My decisions finally had weight, but more important were the decisions I would make every weekend: if I would go to Makati or not. I did find my family in Manila. I have a cousin living in Makati with her lovely family. I would excitedly bid goodbye to my clown-friend (a friend of habit) on weekends. After the grueling work-hours of medicine, I would pack a bag full of clothes, and a book if I had an exam the following week.
I usually don’t mind the long rides in a taxi on weekends, when like me everyone would flock to their families in the outskirts of Manila, and the avenues and boulevards stretch forward for this exodus. I don’t mind the utter disrespect for personal space and personal hygiene on the trains or the inhuman compression of human flesh into rows in jeepneys. In fact, I don’t mind at all how woozy I would feel after traveling and how I would love to collapse in a heap of bones on the bed in apartment 5B. All that mattered was that I was back there with my family.

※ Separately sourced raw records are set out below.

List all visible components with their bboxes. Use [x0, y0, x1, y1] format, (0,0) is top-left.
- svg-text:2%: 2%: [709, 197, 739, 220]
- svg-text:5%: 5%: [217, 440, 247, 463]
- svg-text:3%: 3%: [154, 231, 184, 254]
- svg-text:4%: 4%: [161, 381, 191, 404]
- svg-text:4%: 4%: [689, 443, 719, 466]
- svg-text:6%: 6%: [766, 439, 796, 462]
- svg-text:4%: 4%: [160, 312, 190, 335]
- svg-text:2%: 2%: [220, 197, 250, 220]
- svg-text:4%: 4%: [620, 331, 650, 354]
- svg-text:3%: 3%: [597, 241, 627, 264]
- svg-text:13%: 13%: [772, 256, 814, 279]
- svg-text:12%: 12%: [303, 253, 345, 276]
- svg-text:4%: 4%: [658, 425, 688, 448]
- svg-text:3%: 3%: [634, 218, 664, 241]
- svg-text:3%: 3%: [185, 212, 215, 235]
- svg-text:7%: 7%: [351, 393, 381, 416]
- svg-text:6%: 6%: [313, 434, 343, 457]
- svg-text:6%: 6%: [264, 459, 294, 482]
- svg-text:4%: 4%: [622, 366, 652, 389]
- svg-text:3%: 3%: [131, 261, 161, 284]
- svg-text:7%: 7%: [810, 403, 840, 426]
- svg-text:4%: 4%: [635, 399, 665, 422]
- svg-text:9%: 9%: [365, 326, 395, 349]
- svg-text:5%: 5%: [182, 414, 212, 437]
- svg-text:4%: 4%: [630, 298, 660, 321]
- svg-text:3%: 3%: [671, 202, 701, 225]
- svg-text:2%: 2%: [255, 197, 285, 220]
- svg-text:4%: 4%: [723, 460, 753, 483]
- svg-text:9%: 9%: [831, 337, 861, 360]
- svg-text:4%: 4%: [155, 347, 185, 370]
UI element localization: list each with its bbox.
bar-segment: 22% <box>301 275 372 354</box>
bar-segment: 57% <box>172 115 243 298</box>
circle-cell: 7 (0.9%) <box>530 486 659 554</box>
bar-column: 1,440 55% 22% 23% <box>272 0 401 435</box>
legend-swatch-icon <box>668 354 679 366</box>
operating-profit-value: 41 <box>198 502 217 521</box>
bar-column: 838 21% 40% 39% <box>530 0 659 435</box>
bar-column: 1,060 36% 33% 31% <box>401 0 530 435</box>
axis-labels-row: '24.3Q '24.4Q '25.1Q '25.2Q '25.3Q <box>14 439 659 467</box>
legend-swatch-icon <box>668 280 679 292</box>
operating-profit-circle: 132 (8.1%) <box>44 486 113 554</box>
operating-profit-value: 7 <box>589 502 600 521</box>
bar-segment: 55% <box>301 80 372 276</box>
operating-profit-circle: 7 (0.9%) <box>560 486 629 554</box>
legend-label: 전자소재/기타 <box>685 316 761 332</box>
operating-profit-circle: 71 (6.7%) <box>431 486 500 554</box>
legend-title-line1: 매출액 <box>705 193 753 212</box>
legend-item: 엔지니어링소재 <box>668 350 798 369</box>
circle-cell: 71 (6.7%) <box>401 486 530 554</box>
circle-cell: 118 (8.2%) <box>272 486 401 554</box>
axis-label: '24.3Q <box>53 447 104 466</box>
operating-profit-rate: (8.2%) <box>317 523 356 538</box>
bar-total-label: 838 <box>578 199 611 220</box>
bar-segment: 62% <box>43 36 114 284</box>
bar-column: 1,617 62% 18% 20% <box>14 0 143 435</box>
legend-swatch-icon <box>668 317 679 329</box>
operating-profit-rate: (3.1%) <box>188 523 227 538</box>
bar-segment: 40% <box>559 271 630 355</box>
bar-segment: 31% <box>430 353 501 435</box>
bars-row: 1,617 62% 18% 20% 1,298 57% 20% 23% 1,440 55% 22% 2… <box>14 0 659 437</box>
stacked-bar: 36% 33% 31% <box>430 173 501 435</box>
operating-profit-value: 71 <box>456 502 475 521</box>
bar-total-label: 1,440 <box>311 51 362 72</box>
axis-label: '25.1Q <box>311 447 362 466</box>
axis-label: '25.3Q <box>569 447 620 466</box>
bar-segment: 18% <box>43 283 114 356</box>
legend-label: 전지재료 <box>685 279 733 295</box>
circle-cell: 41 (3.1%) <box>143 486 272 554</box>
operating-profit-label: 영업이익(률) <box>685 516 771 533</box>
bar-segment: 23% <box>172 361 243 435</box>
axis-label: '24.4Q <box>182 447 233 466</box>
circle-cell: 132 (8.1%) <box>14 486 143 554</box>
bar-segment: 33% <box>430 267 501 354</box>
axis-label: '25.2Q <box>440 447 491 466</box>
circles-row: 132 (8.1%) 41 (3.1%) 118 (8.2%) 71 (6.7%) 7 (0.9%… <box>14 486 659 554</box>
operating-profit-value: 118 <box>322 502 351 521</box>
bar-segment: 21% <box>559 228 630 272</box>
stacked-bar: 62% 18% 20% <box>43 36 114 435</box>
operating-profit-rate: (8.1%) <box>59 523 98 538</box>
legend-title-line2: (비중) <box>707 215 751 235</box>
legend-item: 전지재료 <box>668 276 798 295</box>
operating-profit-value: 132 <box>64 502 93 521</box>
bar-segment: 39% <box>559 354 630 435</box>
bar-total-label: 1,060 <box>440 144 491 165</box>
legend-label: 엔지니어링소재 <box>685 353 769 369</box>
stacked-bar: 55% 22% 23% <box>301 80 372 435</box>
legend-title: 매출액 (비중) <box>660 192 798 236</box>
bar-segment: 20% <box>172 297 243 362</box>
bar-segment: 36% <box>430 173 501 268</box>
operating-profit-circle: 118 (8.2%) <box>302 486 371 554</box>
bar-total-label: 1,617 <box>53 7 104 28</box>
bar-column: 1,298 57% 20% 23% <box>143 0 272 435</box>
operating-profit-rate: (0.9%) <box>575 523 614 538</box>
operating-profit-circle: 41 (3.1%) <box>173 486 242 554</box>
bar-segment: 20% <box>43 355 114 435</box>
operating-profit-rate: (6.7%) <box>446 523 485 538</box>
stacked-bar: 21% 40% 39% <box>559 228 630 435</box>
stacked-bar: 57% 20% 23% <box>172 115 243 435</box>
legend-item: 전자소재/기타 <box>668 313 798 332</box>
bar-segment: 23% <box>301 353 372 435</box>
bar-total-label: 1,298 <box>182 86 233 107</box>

Ate would make pasta and she would always offer me a whole loaf of rum cake despite the alcohol content. Kuya would send me back with games and movies on my hard drive—and he grills a mean liempo, too. My niece would greet me on Friday afternoons, roused from sleep by my arrival, and she would drag me to her room to play on the Wii. I would be her jester most days, bending to all of her whims. And although I would have an exam on that week, I would still gladly volunteer to be her pretend-patient, her art project, or her oversized, age-inappropriate playmate. I was never a part of the legion of children conquering foreign shores; this place was still home.
Today, my cousin left the Philippines because her company assigned her overseas. I bet the blinking lights that hover in the skies outside make up her flight. Her husband and my nieces will be in that airplane in a month, too, and then ringing the doorbell to 5B will be met with silence. I will then really be one of the strong and brave, fending off the feeling of alienation with the flip of a textbook page and the occasional swig. I still may siphon my parents’ bank accounts, but yeah, it feels weird to be eating here in a plastic booth at McDonalds on a Saturday night.
Joseph Oraño, 19, is a third-year student at the University of the Philippines College of Medicine.